Und ich bin immer noch in Bickendorf. Neuerdings haben wir

wieder allnächtliche Fliegerangriffe, und wer weisz, wie lange das noch so bleibt. In einem Zigarettenalbum sah ich Bilder vom Weltkrieg, auch solche vom Osten, wo im Frühjahr das ganze Land auftaut und einen groszen See bildet. Das wird für Euch ja noch eine tüchtige Schweinerei geben. Hoffentlich hast Du wasserdichte Stiefel. Man musz immer staunen, welcher Anstrengungen nicht die Menschheit fähig ist.
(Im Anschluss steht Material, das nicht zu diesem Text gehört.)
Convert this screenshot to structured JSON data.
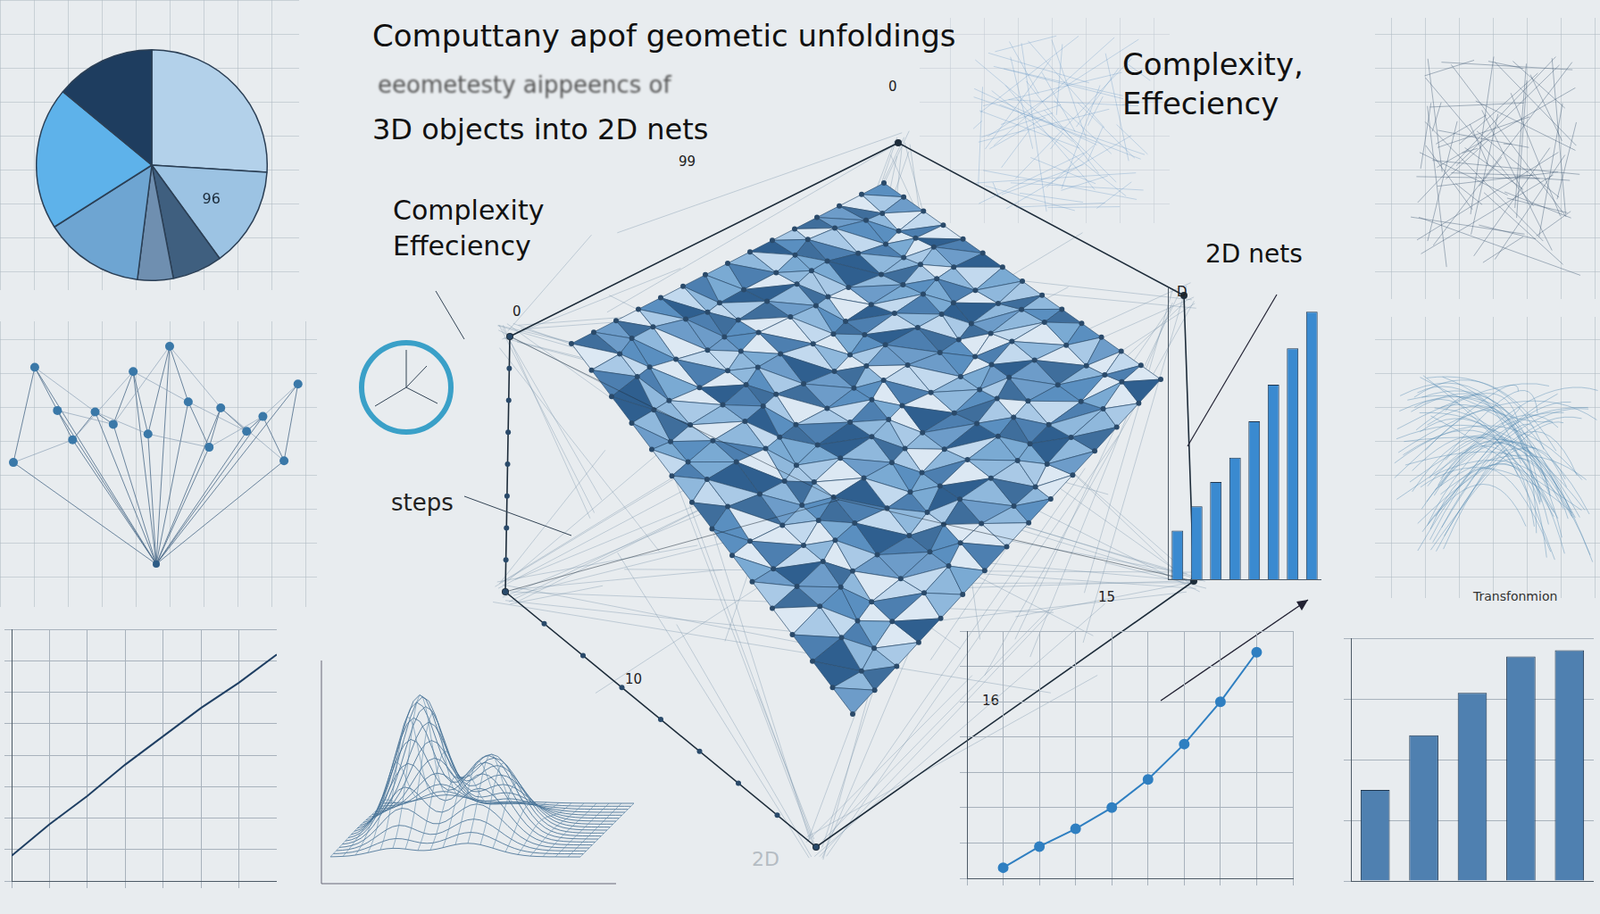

Das ist ja nicht auszudenken.

Sonst passiert hier in Bickendorf nicht viel Neues. Vor 14 Tagen war ich [in] einem Konzert. Elly Ney spielte Mozart Sonate in A dur, die türkische, die Dein Papa immer spielt, dann die Phantasie mit der Sonate, von Beethoven die „Liebst Du mich – Sonate“ in Es dur und die Wandererphantasie von Schubert. Alles Stücke, die ich ziemlich genau kannte, aber deshalb doppelt reizvoll zu sehen, wie viel darin noch steckt, was man bisher noch nicht erkannt hatte. Die grosze Musik dieser Epoche scheint doch fast unerschöpflich zu sein, wie in einem Bild entdeckt man immer neue Feinheiten. Wann werden wir beiden mal wieder in musischen Genüssen schwelgen?

Die oben genannte Beethovensontate spielt Adri Briels übrigens recht gut. Weiszt Du noch, wie er aussah. Er studiert jetzt die Re[chte]. Erst wollte er Altphilologe werden. Eine Zeitlang war er mal auf [dem] Bürgermeisteramt in Herzogenbusch tätig. Du hast ihn wohl weniger kennen gelernt als Ota. Ota hat ihn immer in griechischen Verba geprüft und sich über die holländische Aussprache amusiert bis er da sagte: loop na den Maan = laufe zum Mond.

Es waren schöne Stunden, die wir drei erlebt haben. Schade dasz man immer mehr die Phantasie und Einbildungskraft des 15 jähr[igen] einbüsst. Wir kamen uns zusammen als Indianer und was weiss ich vor. Wo war eigentlich damals noch das schöne Krippenspiel von Eurer Schule, wo es da hiesz: Ich bin ein König und die Weisen ganz drüsch antworteten: Wir sind drei! Ich glaube das war in der Bürgergesellschaft, nicht wahr?